Un'altro articolo dove si denunciano le carenze e le ipocrisie del Sindaco Polo, e intanto lui si candida per le politiche como deputato a Roma.....per quale partito?? Liga Veneta Repubblica? Ahhhhh!!! con la scusa dell'immigrazione lui intanto "canna" l'amministrazione e tenta di fare carriera in quella "Roma Ladrona". COMPLIMENTI!!!

martedì 11 marzo 2008

Una residenza non si nega a nessuno...o a tutti?
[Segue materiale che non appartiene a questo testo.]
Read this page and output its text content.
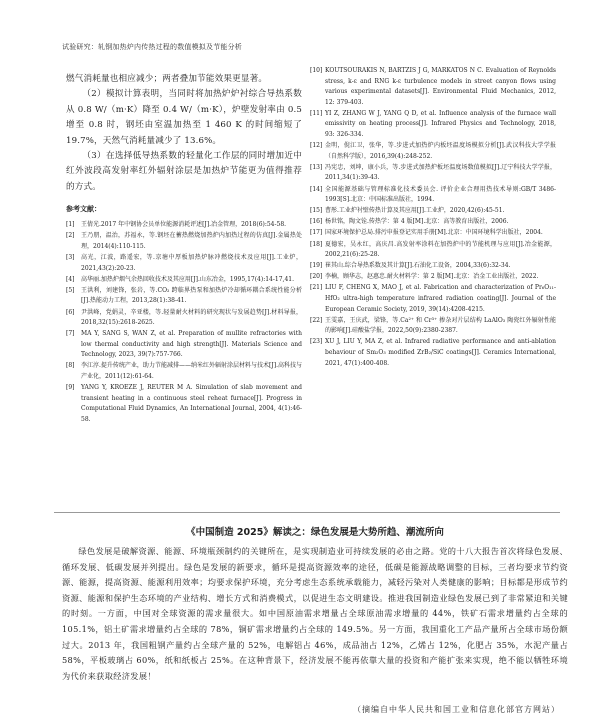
试验研究：轧钢加热炉内传热过程的数值模拟及节能分析

燃气消耗量也相应减少；两者叠加节能效果更显著。

（2）模拟计算表明，当同时将加热炉炉衬综合导热系数从 0.8 W/（m·K）降至 0.4 W/（m·K），炉壁发射率由 0.5 增至 0.8 时，钢坯由室温加热至 1 460 K 的时间缩短了 19.7%，天然气消耗量减少了 13.6%。

（3）在选择低导热系数的轻量化工作层的同时增加近中红外波段高发射率红外辐射涂层是加热炉节能更为值得推荐的方式。

参考文献：
[1]	王倩光.2017 年中钢协会员单位能源消耗评述[J].冶金管理，2018(6):54-58.
[2]	王乃朋，温治，苏福永，等.钢坯在蓄热燃烧加热炉内加热过程的仿真[J].金属热处理，2014(4):110-115.
[3]	高光，江波，路遥宏，等.京塘中厚板加热炉脉冲燃烧技术及应用[J].工业炉，2021,43(2):20-23.
[4]	高华丽.加热炉烟气余热回收技术及其应用[J].山东冶金，1995,17(4):14-17,41.
[5]	王洪利，刘建锋，张岩，等.CO₂ 跨临界热泵和加热炉冷却循环耦合系统性能分析[J].热能动力工程，2013,28(1):38-41.
[6]	尹洪峰，党娟灵，辛亚楼，等.轻量耐火材料的研究现状与发展趋势[J].材料导报，2018,32(15):2618-2625.
[7]	MA Y, SANG S, WAN Z, et al. Preparation of mullite refractories with low thermal conductivity and high strength[J]. Materials Science and Technology, 2023, 39(7):757-766.
[8]	李江淳.提升传统产业，助力节能减排——纳米红外辐射涂层材料与技术[J].高科技与产业化，2011(12):61-64.
[9]	YANG Y, KROEZE J, REUTER M A. Simulation of slab movement and transient heating in a continuous steel reheat furnace[J]. Progress in Computational Fluid Dynamics, An International Journal, 2004, 4(1):46-58.
[10] KOUTSOURAKIS N, BARTZIS J G, MARKATOS N C. Evaluation of Reynolds stress, k-ε and RNG k-ε turbulence models in street canyon flows using various experimental datasets[J]. Environmental Fluid Mechanics, 2012, 12: 379-403.
[11] YI Z, ZHANG W J, YANG Q D, et al. Influence analysis of the furnace wall emissivity on heating process[J]. Infrared Physics and Technology, 2018, 93: 326-334.
[12] 金明，倪江卫，张华，等.步进式加热炉内板坯温度场模拟分析[J].武汉科技大学学报（自然科学版），2016,39(4):248-252.
[13] 冯宪忠，刘坤，康小兵，等.步进式加热炉板坯温度场数值模拟[J].辽宁科技大学学报，2011,34(1):39-43.
[14] 全国能源基础与管理标准化技术委员会. 评价企业合理用热技术导则:GB/T 3486-1993[S].北京：中国标准出版社，1994.
[15] 曹彤.工业炉衬壁传热计算及其应用[J].工业炉，2020,42(6):45-51.
[16] 杨世铭，陶文铨.传热学：第 4 版[M].北京：高等教育出版社，2006.
[17] 国家环境保护总局.排污申报登记实用手册[M].北京：中国环境科学出版社，2004.
[18] 夏德宏，吴永红，高庆昌.高发射率涂料在加热炉中的节能机理与应用[J].冶金能源，2002,21(6):25-28.
[19] 崔其山.综合导热系数及其计算[J].石油化工设备，2004,33(6):32-34.
[20] 李楠，顾华志，赵惠忠.耐火材料学：第 2 版[M].北京：冶金工业出版社，2022.
[21] LIU F, CHENG X, MAO J, et al. Fabrication and characterization of Pr₆O₁₁-HfO₂ ultra-high temperature infrared radiation coating[J]. Journal of the European Ceramic Society, 2019, 39(14):4208-4215.
[22] 王雯嘉，王庆武，梁锋，等.Ca²⁺ 和 Cr³⁺ 掺杂对片层结构 LaAlO₃ 陶瓷红外辐射性能的影响[J].硅酸盐学报，2022,50(9):2380-2387.
[23] XU J, LIU Y, MA Z, et al. Infrared radiative performance and anti-ablation behaviour of Sm₂O₃ modified ZrB₂/SiC coatings[J]. Ceramics International, 2021, 47(1):400-408.
《中国制造 2025》解读之：绿色发展是大势所趋、潮流所向

绿色发展是破解资源、能源、环境瓶颈制约的关键所在，是实现制造业可持续发展的必由之路。党的十八大报告首次将绿色发展、循环发展、低碳发展并列提出。绿色是发展的新要求，循环是提高资源效率的途径，低碳是能源战略调整的目标，三者均要求节约资源、能源，提高资源、能源利用效率；均要求保护环境，充分考虑生态系统承载能力，减轻污染对人类健康的影响；目标都是形成节约资源、能源和保护生态环境的产业结构、增长方式和消费模式，以促进生态文明建设。推进我国制造业绿色发展已到了非常紧迫和关键的时刻。一方面，中国对全球资源的需求量很大。如中国原油需求增量占全球原油需求增量的 44%，铁矿石需求增量约占全球的 105.1%，铝土矿需求增量约占全球的 78%，铜矿需求增量约占全球的 149.5%。另一方面，我国重化工产品产量所占全球市场份额过大。2013 年，我国粗钢产量约占全球产量的 52%，电解铝占 46%，成品油占 12%，乙烯占 12%，化肥占 35%，水泥产量占 58%，平板玻璃占 60%，纸和纸板占 25%。在这种背景下，经济发展不能再依靠大量的投资和产能扩张来实现，绝不能以牺牲环境为代价来获取经济发展！

（摘编自中华人民共和国工业和信息化部官方网站）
qualche sera fà, in occasione della festa delle donne, mia moglie e un gruppo di amiche latinoamericane (tutte sposate con italiani) si sono trovate per festeggiare assieme e, guarda caso, tra una chiacchiera e l'altra, salta fuori che qualcuna si era sposata recentemente, ma non riusciva ad ottenere la residenza a San Bonifacio: tutto in regola con la questura, ma il sindaco Silvano Polo non concedeva niente.
Mi viene in mente quanto ha dovuto tribolare mia moglie che è riuscita ad ottenere la residenza solo dopo un anno e mezzo ed aver pagato una iniqua sanzione di € 86 "per tardiva iscrizione al registro temporaneo delle presenze" (sigh!!) e solo dopo aver interpellato il difensore civico.
Insomma..... il ns. caro sindaco continua imperterrito la sua crociata contro gli stranieri, negando anche i diritti più elementari e normali (residenza per matrimonio).
Invito chiunque abbia problemi analoghi ad unirsi per tentare una diffida formale ovvero una denuncia, e magari riunirsi in un comitato per chiedere i danni.

sabato 23 febbraio 2008

E IO PAGO!!!!!

A quanto ammontano le spese legali nel bilancio amministrativo del Comune da quando si è insediato lo sceriffo Polo?
Mi risulta che sono notevolmente aumentate, qualcuno mi saprebbe dire perchè?

IL PAESE E' BLOCCATO

Riporto qui di seguito un'altro articolo apparso sull'Arena di sabato 23 febbraio dove riceviamo la conferma di un altro stop della Regione sui "progetti" del Sindaco. Come volevasi dimostrare, il ns. comune è isolato da tutti, e ogni proposta viene puntualmente bloccata (e forse è anche meglio....)
Un Sindaco che corre da solo.... dove va? O forse dobbiamo aiutarlo noi ad andarci?
Non ha l'appoggio dalle sinistre a livello nazionale, la regione con Galan e Zigiotto (concittadino) lo vede come fumo negli occhi, la lega nord non lo riconosce come propria creatura, insomma.... CON CHI STA'????
Non solo abbiamo uno sceriffo razzista, ma anche incompetente dal punto di vista politico ed amministrativo.
CARI SAMBONIFACESI COME CI PIACE FARCI DEL MALE....EHHHH?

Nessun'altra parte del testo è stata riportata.